Sonntag, 14:51 Uhr: Der Panzertape-SLS von ROWE Racing (#23) hatte offenbar Höhe Klostertal einen Einschlag und kam jetzt quasi komplett ohne Heck in die Box. Wurde in die Garage geschoben. Sofern die Schubladen noch genug Kabelbinder und Tape hergeben, können wir vielleicht noch eine Reaktivierung hoffen. Realistisch betrachtet, dürfte es wohl eher das Aus für die Nummer 23 sein.

Sonntag, 14:46 Uhr: Bei Black Falcon will man jetzt nicht mehr auf Angriff fahren. Material schonen und den SLS AMG GT3 auf Platz 2 ins Ziel bringen, sei das Ziel. Nachvollziehbar, der Abstand zum Phoenix-R8 beträgt momentan fast 3 Minuten. Also 2 Audi Langstreckensiege in einer Woche?

Sonntag, 14:22 Uhr: Der Z4 ist wieder im Rennen, allerdings nun nur noch auf Position 6. Nach einem Dreher von Claudia Hürtgen war die Spurstange verbogen. Gut für die Mannschaft vom Falken-Porsche (#44), die stehen jetzt auf Position 4, gefolgt vom Aston Martin #7.

Sonntag, 14:12 Uhr: Für den Schubert-Z4 (#20) schwinden – keine 2 Stunden vor Rennende – die Chancen auf den Sieg: der Wagen steht mit einem Aufhängungsschaden in der Box.

Sonntag, 13:24 Uhr: Zugegebenermaßen sind wir ja gerne über den Felix am Lästern. Jetzt müssen wir aber mal eine Lanze brechen und kurz Klartext reden: auch wenn der Baumgartner ein gutes Stück langsamer ist, als seine Kollegen – ein Rennfahrer ist er ja nicht – muss man für Zeiten von unter 9 Minuten die Pobacken schon fest zusammenkneifen. Soviel Respekt muss man ihm dann doch zollen. Jetzt dürfen wir auch wieder lästern.

Sonntag, 13:20 Uhr: Korrektur: die schnellste Rennrunde wurde übrigens nicht vom 007-Aston-Martin gefahren, sondern vom Dörr-Motorsport-McLaren mit der #66. Eine 8:19.607 war das in der 38. Runde.

Sonntag, 13:15 Uhr: Die Baumgartner-PR-Maschine läuft auf Twitter jedenfalls wie geölt. Da hebt man schonmal ganz zusammenhanglos hervor, dass man nur 10 Sekunden langsamer war, als irgendein anderes Auto mit einem R8-Schildchen am Heck. Gut, auch 45 Sekunden langsamer, als zuvor die Teamkollegen, aber darüber zu sprechen, wäre ja nun wieder kleinkariert.

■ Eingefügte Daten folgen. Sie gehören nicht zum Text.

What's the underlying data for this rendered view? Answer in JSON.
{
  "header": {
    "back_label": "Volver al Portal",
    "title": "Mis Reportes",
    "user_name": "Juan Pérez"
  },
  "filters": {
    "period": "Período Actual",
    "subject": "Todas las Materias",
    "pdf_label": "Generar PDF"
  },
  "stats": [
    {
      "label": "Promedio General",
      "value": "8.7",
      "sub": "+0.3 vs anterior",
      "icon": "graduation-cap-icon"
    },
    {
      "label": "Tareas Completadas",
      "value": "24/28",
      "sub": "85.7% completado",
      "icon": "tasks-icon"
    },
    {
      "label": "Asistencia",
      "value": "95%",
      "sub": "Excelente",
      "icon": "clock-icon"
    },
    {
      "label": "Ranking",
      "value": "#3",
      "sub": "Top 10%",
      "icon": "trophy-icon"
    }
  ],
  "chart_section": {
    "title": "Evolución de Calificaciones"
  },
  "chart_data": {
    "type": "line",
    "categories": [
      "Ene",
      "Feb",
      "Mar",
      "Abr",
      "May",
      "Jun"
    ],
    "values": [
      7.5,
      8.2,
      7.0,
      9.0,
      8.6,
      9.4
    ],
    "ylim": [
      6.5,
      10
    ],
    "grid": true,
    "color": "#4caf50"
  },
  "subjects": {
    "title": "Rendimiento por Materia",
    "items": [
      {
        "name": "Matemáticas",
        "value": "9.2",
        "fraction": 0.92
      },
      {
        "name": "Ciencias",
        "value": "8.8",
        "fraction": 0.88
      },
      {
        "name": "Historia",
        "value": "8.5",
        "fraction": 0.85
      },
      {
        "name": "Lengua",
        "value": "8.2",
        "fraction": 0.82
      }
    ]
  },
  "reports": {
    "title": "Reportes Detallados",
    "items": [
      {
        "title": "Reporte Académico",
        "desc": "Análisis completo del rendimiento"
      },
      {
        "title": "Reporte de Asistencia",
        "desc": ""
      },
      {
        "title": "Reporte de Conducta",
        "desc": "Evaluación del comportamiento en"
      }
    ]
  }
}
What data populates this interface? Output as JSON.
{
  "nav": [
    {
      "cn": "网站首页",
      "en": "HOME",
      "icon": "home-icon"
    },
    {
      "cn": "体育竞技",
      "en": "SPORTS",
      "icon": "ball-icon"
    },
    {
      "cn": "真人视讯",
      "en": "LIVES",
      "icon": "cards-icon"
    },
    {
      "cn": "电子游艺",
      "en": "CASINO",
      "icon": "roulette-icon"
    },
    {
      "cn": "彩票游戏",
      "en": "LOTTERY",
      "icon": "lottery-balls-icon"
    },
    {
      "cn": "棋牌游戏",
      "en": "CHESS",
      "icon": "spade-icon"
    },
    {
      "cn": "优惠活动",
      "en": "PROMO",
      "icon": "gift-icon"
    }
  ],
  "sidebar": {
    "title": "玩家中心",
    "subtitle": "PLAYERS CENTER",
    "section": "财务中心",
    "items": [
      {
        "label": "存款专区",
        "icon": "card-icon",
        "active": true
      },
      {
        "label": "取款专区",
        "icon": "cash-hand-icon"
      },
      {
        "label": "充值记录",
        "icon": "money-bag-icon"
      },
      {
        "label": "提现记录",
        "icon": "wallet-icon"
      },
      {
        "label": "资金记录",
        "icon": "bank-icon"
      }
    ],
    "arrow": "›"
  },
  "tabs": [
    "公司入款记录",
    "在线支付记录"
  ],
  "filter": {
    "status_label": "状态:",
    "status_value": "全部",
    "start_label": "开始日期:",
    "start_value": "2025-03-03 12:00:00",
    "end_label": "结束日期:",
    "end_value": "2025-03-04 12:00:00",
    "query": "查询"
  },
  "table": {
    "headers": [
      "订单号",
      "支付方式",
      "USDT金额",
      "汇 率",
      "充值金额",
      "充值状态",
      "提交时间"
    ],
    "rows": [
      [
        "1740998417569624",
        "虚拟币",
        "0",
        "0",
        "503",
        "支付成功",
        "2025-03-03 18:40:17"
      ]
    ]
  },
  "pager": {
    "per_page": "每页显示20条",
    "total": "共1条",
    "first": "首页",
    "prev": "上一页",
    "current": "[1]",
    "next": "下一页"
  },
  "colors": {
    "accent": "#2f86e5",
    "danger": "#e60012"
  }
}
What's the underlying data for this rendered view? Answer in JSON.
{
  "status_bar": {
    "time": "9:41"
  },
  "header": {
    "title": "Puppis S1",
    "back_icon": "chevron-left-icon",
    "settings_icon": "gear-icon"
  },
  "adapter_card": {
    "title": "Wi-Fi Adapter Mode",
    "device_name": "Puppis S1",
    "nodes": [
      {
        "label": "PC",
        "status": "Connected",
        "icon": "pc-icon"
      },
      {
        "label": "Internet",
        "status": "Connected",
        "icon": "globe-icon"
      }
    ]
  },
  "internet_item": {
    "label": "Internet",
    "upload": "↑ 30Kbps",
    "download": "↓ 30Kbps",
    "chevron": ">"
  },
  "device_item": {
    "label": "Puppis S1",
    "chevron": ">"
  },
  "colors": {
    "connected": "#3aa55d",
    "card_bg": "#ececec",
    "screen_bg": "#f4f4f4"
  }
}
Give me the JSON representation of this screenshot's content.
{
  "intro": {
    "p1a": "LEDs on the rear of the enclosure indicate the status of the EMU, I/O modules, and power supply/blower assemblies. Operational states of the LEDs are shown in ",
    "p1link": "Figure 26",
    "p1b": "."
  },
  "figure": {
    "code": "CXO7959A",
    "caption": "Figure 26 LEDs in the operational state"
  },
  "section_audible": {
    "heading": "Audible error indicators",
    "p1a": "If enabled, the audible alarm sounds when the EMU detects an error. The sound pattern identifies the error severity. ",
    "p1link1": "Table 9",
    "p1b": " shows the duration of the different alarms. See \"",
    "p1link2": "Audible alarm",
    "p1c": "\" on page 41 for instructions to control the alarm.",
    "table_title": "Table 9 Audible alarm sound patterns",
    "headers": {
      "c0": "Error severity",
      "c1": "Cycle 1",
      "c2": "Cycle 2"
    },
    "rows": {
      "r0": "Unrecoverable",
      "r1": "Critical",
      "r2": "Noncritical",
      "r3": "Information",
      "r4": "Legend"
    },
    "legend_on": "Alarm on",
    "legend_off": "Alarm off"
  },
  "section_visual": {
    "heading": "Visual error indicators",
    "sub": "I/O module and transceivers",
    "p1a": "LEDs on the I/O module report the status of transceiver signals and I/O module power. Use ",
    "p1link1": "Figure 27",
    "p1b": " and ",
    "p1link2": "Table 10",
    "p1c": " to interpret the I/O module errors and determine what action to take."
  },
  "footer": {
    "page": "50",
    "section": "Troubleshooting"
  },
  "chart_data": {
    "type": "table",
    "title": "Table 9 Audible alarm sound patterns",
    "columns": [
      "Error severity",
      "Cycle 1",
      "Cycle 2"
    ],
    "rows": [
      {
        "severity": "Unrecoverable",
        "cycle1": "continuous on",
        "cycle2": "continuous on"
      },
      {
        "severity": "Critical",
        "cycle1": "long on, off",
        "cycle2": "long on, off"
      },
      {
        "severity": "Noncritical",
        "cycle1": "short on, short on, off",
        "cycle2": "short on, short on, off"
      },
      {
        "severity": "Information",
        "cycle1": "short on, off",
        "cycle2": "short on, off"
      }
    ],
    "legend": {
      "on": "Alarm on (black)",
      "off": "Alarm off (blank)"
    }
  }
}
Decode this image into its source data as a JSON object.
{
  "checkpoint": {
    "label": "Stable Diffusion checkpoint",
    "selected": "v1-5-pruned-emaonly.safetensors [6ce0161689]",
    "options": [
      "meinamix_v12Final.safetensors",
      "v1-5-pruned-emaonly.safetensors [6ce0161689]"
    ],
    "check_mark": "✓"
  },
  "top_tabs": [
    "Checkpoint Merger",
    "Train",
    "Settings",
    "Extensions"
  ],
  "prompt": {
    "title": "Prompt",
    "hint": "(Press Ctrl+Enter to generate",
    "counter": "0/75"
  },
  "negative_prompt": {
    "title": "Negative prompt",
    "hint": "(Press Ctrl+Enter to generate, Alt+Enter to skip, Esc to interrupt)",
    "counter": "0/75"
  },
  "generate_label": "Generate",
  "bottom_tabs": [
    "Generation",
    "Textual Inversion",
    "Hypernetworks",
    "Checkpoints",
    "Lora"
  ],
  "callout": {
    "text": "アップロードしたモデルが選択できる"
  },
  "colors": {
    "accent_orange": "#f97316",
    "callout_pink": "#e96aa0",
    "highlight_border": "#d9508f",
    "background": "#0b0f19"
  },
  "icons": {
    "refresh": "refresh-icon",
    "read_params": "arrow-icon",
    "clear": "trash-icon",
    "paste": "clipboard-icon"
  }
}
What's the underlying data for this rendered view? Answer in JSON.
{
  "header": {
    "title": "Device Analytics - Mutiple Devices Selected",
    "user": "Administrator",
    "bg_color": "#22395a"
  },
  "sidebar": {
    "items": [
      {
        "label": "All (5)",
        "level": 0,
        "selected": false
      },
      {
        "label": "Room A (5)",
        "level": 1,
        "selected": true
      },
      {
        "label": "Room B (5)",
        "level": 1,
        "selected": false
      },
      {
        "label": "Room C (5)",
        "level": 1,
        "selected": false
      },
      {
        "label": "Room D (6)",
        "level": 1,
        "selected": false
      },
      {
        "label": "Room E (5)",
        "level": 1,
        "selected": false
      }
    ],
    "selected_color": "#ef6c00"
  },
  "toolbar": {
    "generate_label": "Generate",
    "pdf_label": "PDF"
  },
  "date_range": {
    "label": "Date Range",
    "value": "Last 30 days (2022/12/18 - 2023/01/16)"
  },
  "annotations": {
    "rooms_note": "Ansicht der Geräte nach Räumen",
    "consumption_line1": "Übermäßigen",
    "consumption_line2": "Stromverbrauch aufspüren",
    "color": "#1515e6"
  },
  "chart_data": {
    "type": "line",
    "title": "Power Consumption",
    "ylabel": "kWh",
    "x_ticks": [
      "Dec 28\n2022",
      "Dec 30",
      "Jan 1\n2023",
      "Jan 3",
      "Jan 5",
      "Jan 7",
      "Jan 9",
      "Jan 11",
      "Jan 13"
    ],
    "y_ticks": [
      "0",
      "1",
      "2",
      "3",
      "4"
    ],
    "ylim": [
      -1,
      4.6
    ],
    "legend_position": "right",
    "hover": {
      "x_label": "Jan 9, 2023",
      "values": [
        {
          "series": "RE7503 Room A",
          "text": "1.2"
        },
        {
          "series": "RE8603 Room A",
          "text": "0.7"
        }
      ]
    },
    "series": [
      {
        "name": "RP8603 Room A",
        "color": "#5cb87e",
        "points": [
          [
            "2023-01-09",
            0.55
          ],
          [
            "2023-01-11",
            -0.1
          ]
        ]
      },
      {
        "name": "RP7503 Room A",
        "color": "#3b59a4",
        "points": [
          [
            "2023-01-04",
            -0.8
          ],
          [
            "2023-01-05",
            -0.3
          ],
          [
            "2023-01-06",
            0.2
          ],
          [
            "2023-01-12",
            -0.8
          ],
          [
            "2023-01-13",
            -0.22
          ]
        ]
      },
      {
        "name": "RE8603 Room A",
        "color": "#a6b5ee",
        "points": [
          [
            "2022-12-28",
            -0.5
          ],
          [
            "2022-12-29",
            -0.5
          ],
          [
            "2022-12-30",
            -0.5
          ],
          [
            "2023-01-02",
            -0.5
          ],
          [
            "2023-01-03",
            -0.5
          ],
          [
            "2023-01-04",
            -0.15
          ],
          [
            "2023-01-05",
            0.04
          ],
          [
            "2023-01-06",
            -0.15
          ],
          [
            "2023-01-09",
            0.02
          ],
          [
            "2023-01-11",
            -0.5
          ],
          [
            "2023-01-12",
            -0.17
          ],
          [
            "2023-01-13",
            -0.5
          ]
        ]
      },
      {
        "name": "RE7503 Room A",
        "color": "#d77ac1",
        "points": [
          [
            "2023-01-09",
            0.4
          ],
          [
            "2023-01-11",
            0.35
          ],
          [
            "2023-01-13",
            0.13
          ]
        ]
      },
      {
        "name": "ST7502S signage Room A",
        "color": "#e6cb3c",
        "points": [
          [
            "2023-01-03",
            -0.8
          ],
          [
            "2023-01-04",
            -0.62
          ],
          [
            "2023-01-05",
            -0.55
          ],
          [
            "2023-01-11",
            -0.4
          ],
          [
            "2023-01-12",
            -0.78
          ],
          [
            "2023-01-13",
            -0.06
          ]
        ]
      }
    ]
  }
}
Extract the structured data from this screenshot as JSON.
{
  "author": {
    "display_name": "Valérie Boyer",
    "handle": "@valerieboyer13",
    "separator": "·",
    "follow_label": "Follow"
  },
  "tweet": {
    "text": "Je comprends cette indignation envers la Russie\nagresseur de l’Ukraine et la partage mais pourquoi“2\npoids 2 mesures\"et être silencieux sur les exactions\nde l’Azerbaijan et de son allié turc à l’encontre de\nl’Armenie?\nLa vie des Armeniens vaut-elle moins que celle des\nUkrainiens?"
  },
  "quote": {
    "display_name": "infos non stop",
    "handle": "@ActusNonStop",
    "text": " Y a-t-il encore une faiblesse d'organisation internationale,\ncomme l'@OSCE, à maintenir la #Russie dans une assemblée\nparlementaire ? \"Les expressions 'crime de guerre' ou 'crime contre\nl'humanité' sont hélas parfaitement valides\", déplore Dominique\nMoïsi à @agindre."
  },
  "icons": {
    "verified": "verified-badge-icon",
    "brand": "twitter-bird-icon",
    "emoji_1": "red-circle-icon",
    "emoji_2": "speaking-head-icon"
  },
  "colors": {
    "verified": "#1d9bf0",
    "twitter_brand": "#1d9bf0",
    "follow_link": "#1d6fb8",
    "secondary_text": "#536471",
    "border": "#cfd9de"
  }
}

Sonntag, 13:11 Uhr: Wenn das Rennen bisher im Sprint-Modus gefahren wurde, wird jetzt wohl die Stufe „Supersprint“ gezündet: der Schubert-Z4 (#20) macht jetzt mit einem Abstand von gerade 25 Sekunden Jagd auf den Phoenix-R8 (#4), muss allerdings noch in die Box. Mamerow hat mit dem zuletzt eine 8:21.045 gefahren.

Sonntag, 13:04 Uhr: Der Audi R8 LMS ultra mit der Nummer 502 wird jetzt wieder vom Baumgartner pilotiert. Wir werden die Zeiten im Blick behalten. Da man in die Top 10 will, wird es aber vermutlich kein außergewöhnlich langer Stint werden.

Sonntag, 12:36 Uhr: Übrigens, der hart mit Panzertape zusammengeklebte Rowe-SLS mit der Nummer 23 steht derzeit auf Position 8. Wird Aerodynamik vielleicht überbewertet?

 

Sonntag, 12:20 Uhr: Der Audi R8 LMS ultra #502 mit Mister Stratosphere am Steuer liegt aktuell übrigens auf Platz 11. Auch wenn sich seine Teamkollegen noch so strecken, um die gut 20 Sekunden langsameren Runden zu kompensieren, der Biela prügelt die Kiste schon ordentlich um den Kurs, reicht es noch nicht, dass der PR-Stunt in die Top-10 fährt.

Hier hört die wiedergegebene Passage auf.